Both are valid points, and the latter is a key reason why companies do a brisk business selling garage organizers. As more and more homeowners make do with less space as they move closer to the bigger cities, the garage proves to be a perfect place to leave a cluttered mess to fester.
Aaron Cash, founder of Garage Living, said that a majority of his clients want to organize their garages to fit at least one vehicle - sometimes two.
"Garage organization has become much more than shelves and hooks... our projects include flooring, cabinetry and organizers, in addition to insulation, drywall, painting, lighting and heating."
But what do you do in a case where there is a summer car parked inside a garage, buried underneath a mound of boxes and other items, to the point where it wasn't clear that a vehicle was even there? Cash described such a case: a wife's sports car slowly emerged after Garage Living helped her husband successfully organize his stock for his plumbing supply business into carefully planned storage in the garage.
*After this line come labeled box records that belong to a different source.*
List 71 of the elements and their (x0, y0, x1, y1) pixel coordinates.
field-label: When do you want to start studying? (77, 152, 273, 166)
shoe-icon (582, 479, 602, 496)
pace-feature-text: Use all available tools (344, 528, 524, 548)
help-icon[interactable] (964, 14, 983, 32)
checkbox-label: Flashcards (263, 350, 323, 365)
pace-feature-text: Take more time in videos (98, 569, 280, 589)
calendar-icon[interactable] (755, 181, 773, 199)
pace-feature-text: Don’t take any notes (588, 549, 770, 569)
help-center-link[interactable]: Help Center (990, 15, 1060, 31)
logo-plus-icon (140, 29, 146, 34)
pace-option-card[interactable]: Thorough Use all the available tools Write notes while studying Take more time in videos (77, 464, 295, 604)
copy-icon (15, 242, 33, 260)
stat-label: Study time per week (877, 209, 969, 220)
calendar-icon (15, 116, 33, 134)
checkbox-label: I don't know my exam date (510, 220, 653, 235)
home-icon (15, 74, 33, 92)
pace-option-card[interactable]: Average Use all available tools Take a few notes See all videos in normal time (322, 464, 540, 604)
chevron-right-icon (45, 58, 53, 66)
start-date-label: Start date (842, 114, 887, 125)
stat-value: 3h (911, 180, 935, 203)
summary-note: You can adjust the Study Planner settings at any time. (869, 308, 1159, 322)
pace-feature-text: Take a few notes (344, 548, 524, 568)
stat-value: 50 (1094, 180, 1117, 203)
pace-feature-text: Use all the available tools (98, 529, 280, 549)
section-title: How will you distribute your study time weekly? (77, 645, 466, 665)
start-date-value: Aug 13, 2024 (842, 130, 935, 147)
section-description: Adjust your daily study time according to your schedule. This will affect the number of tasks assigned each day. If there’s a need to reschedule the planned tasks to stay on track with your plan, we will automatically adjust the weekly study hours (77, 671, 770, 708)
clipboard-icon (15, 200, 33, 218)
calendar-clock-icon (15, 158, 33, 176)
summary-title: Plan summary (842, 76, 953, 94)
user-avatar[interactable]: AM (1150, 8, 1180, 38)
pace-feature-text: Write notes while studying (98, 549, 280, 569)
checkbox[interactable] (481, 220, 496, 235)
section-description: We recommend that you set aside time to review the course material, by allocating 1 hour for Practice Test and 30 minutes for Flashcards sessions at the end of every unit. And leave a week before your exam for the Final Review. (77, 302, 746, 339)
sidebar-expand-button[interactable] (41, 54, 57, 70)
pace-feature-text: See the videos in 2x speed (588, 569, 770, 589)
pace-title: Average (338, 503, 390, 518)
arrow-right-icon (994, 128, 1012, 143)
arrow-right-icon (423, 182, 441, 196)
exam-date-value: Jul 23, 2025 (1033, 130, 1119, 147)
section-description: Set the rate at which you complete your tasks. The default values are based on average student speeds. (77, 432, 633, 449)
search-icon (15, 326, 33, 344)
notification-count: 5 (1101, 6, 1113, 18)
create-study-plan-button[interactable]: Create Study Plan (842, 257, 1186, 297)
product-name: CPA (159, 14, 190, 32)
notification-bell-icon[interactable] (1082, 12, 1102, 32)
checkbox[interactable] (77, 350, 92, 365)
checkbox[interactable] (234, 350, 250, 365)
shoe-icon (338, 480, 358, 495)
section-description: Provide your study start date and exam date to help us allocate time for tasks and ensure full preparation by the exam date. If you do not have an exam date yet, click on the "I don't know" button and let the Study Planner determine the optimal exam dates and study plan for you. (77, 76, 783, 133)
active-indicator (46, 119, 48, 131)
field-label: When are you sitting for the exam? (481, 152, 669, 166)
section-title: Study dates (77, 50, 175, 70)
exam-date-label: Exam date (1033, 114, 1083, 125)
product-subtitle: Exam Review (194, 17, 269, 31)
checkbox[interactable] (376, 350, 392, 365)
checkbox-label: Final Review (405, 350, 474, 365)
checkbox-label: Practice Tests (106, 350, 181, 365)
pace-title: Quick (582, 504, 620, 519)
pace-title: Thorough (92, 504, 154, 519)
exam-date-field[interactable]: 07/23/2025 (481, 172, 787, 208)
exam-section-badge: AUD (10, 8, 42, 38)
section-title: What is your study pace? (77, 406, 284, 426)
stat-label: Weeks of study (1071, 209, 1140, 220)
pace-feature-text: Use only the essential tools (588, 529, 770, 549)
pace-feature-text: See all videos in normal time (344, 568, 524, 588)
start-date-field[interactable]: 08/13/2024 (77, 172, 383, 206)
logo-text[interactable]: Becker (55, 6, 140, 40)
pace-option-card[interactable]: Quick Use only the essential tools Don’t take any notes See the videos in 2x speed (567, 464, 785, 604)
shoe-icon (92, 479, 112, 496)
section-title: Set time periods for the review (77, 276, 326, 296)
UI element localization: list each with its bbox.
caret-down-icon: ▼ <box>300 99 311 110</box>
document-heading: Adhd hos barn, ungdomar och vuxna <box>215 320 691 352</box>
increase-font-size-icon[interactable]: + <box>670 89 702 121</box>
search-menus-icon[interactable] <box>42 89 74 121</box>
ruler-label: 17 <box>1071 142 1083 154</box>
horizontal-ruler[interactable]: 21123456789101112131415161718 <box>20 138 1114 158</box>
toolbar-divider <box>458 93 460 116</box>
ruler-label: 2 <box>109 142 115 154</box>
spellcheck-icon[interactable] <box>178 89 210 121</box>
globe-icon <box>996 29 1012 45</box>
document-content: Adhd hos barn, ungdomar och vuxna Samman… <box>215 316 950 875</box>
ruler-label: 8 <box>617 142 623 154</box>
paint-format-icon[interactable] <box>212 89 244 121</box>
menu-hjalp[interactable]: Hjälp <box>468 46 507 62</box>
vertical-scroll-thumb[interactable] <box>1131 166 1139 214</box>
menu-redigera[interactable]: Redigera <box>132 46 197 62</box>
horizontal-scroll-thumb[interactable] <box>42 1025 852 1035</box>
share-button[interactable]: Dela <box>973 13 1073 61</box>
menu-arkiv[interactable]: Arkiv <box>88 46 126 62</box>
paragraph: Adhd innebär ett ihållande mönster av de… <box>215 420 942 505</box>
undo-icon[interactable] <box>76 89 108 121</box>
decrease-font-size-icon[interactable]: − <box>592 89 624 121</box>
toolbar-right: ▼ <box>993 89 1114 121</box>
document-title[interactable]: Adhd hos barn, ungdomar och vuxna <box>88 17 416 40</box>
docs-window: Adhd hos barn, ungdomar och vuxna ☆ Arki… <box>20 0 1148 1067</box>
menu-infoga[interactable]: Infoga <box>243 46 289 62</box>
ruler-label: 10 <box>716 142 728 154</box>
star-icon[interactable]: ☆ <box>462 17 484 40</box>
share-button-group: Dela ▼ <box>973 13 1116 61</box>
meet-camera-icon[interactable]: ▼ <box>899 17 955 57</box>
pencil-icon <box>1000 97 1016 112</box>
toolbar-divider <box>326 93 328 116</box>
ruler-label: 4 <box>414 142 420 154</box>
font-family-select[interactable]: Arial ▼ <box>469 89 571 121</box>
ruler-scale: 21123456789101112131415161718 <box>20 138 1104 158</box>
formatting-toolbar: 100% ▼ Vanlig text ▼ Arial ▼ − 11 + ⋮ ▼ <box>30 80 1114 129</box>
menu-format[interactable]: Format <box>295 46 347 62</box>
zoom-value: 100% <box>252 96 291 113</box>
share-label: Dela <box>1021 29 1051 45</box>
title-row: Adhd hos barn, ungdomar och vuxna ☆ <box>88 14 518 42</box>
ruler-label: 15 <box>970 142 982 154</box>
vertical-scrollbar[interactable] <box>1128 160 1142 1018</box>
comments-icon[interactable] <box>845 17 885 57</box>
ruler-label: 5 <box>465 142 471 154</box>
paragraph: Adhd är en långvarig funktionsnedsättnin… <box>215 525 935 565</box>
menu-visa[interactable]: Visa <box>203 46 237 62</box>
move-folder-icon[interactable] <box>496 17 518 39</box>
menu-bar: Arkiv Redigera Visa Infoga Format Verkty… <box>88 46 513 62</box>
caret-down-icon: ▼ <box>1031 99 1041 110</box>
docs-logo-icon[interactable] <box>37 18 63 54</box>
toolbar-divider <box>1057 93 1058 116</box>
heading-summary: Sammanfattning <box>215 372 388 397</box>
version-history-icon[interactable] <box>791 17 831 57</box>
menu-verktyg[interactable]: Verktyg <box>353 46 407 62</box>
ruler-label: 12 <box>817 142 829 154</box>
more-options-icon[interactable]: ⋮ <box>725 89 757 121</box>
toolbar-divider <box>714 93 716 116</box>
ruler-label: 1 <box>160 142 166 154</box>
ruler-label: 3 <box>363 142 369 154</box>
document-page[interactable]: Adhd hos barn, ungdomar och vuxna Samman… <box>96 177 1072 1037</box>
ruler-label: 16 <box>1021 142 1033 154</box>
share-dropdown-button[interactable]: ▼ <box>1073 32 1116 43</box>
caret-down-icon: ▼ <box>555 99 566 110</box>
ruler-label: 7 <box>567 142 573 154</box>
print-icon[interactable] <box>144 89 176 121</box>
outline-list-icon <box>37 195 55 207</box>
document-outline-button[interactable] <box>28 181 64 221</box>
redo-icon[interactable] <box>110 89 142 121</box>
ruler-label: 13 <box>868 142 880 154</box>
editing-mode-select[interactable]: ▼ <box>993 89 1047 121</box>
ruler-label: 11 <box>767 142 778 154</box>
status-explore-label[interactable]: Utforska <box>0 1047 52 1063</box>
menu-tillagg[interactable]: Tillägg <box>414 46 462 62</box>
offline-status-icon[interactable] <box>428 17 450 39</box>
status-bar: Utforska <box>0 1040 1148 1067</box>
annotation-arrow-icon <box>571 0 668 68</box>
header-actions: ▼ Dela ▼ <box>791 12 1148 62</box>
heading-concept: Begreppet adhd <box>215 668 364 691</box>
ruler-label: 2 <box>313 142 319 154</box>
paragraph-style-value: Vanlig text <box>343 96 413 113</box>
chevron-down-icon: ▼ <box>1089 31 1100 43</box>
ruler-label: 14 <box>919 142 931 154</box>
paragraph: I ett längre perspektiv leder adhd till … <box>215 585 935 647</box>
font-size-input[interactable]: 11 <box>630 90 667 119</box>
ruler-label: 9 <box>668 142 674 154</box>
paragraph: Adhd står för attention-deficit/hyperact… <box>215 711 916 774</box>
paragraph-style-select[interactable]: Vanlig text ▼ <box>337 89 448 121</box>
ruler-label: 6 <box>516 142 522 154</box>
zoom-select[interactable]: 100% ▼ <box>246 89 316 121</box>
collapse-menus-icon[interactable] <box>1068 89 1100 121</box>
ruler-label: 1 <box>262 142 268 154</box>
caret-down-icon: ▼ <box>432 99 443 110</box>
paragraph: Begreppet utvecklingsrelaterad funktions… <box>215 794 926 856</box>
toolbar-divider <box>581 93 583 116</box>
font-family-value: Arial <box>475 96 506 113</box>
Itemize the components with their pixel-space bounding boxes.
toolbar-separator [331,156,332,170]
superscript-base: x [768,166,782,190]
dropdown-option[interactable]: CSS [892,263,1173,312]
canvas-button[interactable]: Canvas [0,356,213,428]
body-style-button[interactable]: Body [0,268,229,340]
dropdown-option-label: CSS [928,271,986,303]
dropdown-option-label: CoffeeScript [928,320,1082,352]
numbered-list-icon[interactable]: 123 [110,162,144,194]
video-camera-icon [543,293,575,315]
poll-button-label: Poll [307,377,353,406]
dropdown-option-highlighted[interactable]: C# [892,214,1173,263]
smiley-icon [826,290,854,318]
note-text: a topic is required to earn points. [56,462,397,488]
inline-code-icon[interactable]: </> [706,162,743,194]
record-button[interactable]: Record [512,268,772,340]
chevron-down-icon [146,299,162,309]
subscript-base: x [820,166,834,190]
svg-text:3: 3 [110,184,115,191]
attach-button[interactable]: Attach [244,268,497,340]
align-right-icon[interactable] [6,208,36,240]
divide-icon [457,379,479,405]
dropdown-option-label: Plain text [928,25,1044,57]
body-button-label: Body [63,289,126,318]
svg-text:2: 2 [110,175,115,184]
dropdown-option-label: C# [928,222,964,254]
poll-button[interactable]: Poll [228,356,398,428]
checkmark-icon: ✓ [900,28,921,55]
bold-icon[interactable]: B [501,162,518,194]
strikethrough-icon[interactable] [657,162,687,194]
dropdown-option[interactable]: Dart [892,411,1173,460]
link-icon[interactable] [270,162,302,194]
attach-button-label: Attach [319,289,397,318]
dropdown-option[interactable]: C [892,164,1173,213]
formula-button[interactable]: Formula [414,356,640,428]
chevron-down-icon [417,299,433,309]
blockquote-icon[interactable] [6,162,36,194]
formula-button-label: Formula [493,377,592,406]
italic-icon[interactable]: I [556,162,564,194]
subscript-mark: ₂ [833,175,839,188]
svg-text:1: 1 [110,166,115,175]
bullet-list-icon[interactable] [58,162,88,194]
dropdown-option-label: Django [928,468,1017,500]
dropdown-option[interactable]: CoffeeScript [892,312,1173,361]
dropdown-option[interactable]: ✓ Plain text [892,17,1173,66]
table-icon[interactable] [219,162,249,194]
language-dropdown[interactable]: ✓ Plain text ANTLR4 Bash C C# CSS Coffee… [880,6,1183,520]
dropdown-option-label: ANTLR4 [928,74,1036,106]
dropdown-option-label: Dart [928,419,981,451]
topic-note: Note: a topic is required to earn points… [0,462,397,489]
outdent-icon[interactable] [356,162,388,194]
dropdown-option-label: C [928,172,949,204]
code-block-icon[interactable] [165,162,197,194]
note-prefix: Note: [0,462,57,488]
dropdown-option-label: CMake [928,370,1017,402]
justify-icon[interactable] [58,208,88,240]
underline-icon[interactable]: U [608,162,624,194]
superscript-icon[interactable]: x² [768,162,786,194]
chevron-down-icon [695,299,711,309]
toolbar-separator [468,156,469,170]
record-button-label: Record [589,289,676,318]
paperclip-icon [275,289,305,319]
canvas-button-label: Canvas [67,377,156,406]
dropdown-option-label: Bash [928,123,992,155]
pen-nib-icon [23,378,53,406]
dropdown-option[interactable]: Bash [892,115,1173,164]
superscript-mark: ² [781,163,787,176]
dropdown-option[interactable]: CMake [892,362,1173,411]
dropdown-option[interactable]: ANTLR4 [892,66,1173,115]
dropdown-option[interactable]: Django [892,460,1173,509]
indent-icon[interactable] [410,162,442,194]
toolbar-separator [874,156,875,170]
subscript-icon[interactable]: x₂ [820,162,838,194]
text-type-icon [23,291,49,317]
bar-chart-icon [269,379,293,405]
Ceiling-mounted storage platforms offer a way to create more storage space in that instance, as do cabinetry and wall units. Indeed, Cash and other dealers and installers, such as Canadian Tire, Garage Boyz, OnWall Solutions and Nuvo Garage, all espouse the use of the ceiling as a way to maximize storage enough to get a car parked inside. "Wall organizers also help to get a lot of items off the floor to make room for parking a vehicle," he says.
The sheer level of choice is pretty astounding, especially if you factor custom work into the mix. Wall units with drawers, hooks and benches, as well as mounts for the ceiling with matching cabinets, are just the tip of the iceberg. Custom flooring, elevated lifts for garages with higher ceilings, so that the mechanically inclined can do anything from change the oil or perform a whole tune-up. There have been cases where the summer or hobby car is kept on the top level, leaving easy access to the regular ride.
"We have seen it all when it comes to clutter," Cash says. "It's common that people buy tools like an ice scraper for the car year after year because they either can't find the one used the year prior, or they were given one by a moving relative. Regardless, multiples of all tools is a common bad habit."
Naturally, budget matters, too, and giving your garage a facelift to create a proper shelter for your car could run you hundreds or even thousands of dollars, depending on how elaborate you want it all to be.
The real question is just how important the other items sharing the garage are. True, one person's junk could be another's treasure, but can you afford not to park your car in your garage?